Diigo: Why I use it. « Rhondda's Reflections - wandering around the Web - 0 views

  • So why do I use Diigo?   I like its ability to enhance my bookmarking with highlights and sticky notes, that are retained with the page when I go back to it. I like that you can highlight and publish easily from Diigo to you blog or an email, and a reference appears automatically along with the posting. I like the ability to create lists on specific topics that can be shared. I like the ability to create groups to pool resources for specific subjects. I recently resourcesed a few Diigo groups and have had some very useful sites brought to my attention. I like that you can access and search the bookmarks anywhere by full-text and tags. I like to search for the most popular bookmarks on a particular subject. I like the different ways to share and aggregate information that  Diigo offers.

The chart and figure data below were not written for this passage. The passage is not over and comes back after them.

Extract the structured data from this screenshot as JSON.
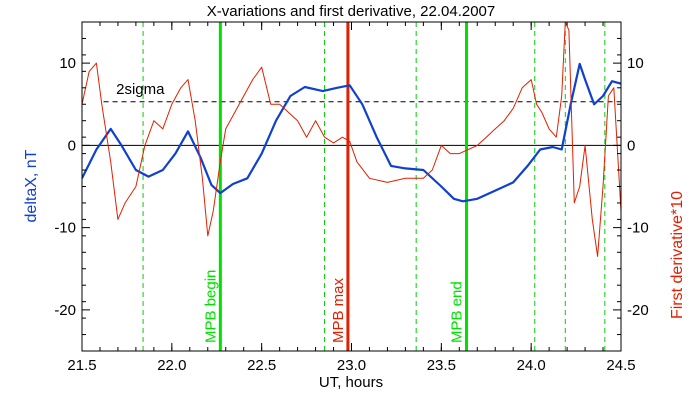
{
  "chart_data": {
    "type": "line",
    "title": "X-variations and first derivative, 22.04.2007",
    "xlabel": "UT, hours",
    "ylabel_left": "deltaX, nT",
    "ylabel_right": "First derivative*10",
    "xlim": [
      21.5,
      24.5
    ],
    "ylim": [
      -25,
      15
    ],
    "xticks": [
      21.5,
      22.0,
      22.5,
      23.0,
      23.5,
      24.0,
      24.5
    ],
    "xtick_labels": [
      "21.5",
      "22.0",
      "22.5",
      "23.0",
      "23.5",
      "24.0",
      "24.5"
    ],
    "yticks": [
      -20,
      -10,
      0,
      10
    ],
    "ytick_labels": [
      "-20",
      "-10",
      "0",
      "10"
    ],
    "threshold": {
      "label": "2sigma",
      "value": 5.3
    },
    "zero_line": 0,
    "solid_vlines": [
      {
        "x": 22.27,
        "label": "MPB begin",
        "color": "#00e000"
      },
      {
        "x": 22.98,
        "label": "MPB max",
        "color": "#e02000"
      },
      {
        "x": 23.64,
        "label": "MPB end",
        "color": "#00e000"
      }
    ],
    "dashed_vlines": [
      21.84,
      22.85,
      23.36,
      24.02,
      24.19,
      24.41
    ],
    "series": [
      {
        "name": "deltaX",
        "color": "#1040d0",
        "x": [
          21.5,
          21.58,
          21.66,
          21.72,
          21.8,
          21.87,
          21.95,
          22.02,
          22.09,
          22.16,
          22.22,
          22.27,
          22.34,
          22.42,
          22.5,
          22.58,
          22.66,
          22.74,
          22.84,
          22.92,
          22.99,
          23.06,
          23.14,
          23.22,
          23.3,
          23.4,
          23.5,
          23.57,
          23.62,
          23.7,
          23.8,
          23.9,
          23.98,
          24.05,
          24.12,
          24.17,
          24.22,
          24.27,
          24.3,
          24.35,
          24.4,
          24.45,
          24.5
        ],
        "values": [
          -4,
          -0.5,
          2,
          0,
          -3,
          -3.8,
          -3,
          -1,
          1.7,
          -1.5,
          -4.8,
          -5.8,
          -4.7,
          -4,
          -1,
          3,
          6,
          7.1,
          6.6,
          7,
          7.3,
          5,
          1,
          -2.5,
          -2.8,
          -3,
          -5,
          -6.5,
          -6.8,
          -6.5,
          -5.5,
          -4.5,
          -2.5,
          -0.5,
          -0.2,
          -0.5,
          5,
          9.9,
          8,
          5,
          6,
          7.8,
          7.5
        ]
      },
      {
        "name": "First derivative*10",
        "color": "#e02000",
        "x": [
          21.5,
          21.54,
          21.58,
          21.61,
          21.66,
          21.7,
          21.74,
          21.8,
          21.85,
          21.9,
          21.95,
          22.0,
          22.05,
          22.09,
          22.13,
          22.17,
          22.2,
          22.23,
          22.27,
          22.3,
          22.35,
          22.4,
          22.45,
          22.5,
          22.55,
          22.6,
          22.65,
          22.7,
          22.75,
          22.8,
          22.85,
          22.9,
          22.95,
          22.99,
          23.03,
          23.1,
          23.2,
          23.3,
          23.35,
          23.4,
          23.45,
          23.5,
          23.55,
          23.6,
          23.65,
          23.7,
          23.75,
          23.8,
          23.85,
          23.9,
          23.95,
          24.0,
          24.03,
          24.06,
          24.1,
          24.14,
          24.17,
          24.19,
          24.21,
          24.24,
          24.27,
          24.3,
          24.34,
          24.37,
          24.4,
          24.43,
          24.46,
          24.5
        ],
        "values": [
          5,
          9,
          10,
          5,
          -2,
          -9,
          -7,
          -5,
          0,
          3,
          2,
          5,
          7,
          8,
          3,
          -4,
          -11,
          -8,
          -2,
          2,
          4,
          6,
          8,
          9.5,
          5,
          5,
          4,
          3,
          1,
          3,
          1,
          0.3,
          1,
          0.5,
          -2,
          -4,
          -4.5,
          -4,
          -4,
          -4,
          -3,
          0,
          -1,
          -1,
          -0.5,
          0,
          1,
          2,
          3,
          4.5,
          7,
          8,
          5,
          4,
          2,
          1,
          6,
          15,
          14,
          -7,
          -5,
          0,
          -9,
          -13.5,
          -5,
          6,
          7,
          -8
        ]
      }
    ]
  }
}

I have set it up so that a list of my new bookmarks appears on this blog on a weekly basis but this is just one option. You can now choose to automatically The tool bar is easy to download and makes it easy to use and aspect of Diigo whenever you are on line.
  • Of course you can keep things private if you choose to but that is really defeating the purpose of Diigo in the first place. Diigo also began offering, on Sept 19th, a Diigo Education Account Facility. I haven’t investigated this yet but a post about it was put onto the SLAV Bright Ideas blog. It is worth looking at. From Diigo ‘The Diigo Educator Accounts offer a suite of features that makes it incredibly easy for teachers to get their entire class of students or their peers started on collaborative research using Diigo’s powerful web annotation and social bookmarking technology.’ For an educator account, you do have to apply and fill out how/why you want to use Diigo in your school.